44. The composition according to any one of claims 38 to 43, further comprising rHuPH20.
45. The composition according to any one of claims 38 to 44, comprising 40 to 60 mg / mL of trastuzumab and 60 to 80 mg / mL of pertuzumab.
46. a. Add a predetermined amount of pertuzumab to the mixing container, b. Adding trastuzumab in a 1:1 ratio of trastuzumab to pertuzumab or a 1:2 ratio of trastuzumab to pertuzumab, c. Add rHuPH20. A composition according to any one of claims 38 to 45, obtained by the means of the method described herein.
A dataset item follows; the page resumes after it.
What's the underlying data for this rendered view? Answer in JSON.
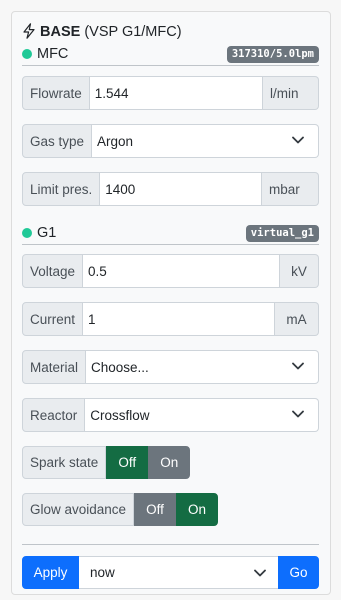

47. A method for analyzing the protein content of a fixed-dose combination (FCD) of two anti-HER2 antibodies, a. Prepare an RP-HPLC phenyl column, b. Loading an RP-HPLC column with a fixed-dose combination of two anti-HER2 antibodies (FCD), c. Separating two anti-HER2 antibodies at a flow rate of 0.2–0.4 mL / min, with a column temperature of 64°C–76°C, Methods that include...
48. The method according to claim 47, wherein the fixed-dose combination agent comprises pertuzumab and trastuzumab.
49. The method according to claim 47 or 48, wherein a combination of pertuzumab and trastuzumab in a fixed dose further comprises hyaluronidase.
50. The method according to any one of claims 47 to 49, wherein the separation is achieved by a water-2-propanol / acetonitrile gradient.
51. The method according to any one of claims 47 to 50, wherein the flow rate is approximately 0.3 mL / min.
52. The method according to any one of claims 47 to 51, wherein the antibody is separated over a period of 10 to 20 minutes.
53. The method according to claim 52, wherein the antibody is separated over a period of 15 minutes.
54. The method according to claim 52 or 53, wherein the antibody is separated over a period of 15 minutes at a flow rate of approximately 0.3 mL / min.
55. The method according to any one of claims 47 to 54, wherein the column temperature is 70°C ± 2°C.
56. The method according to any one of claims 47 to 55, wherein the phenyl column is a column selected from the group consisting of Acclaim Phenyl-1 (Dionex), Pursuit® XRs Diphenyl, Pinnacle® Biphenyl, Zorbax® Eclipse® Plus Hexyl Phenyl, Ascentis Phenyl, and Agilent AdvanceBio RP mAb Diphenyl and Agilent Zorbax RRHD 300-Diphenyl columns.
57. Essentially, the methods, kits, and compositions described herein.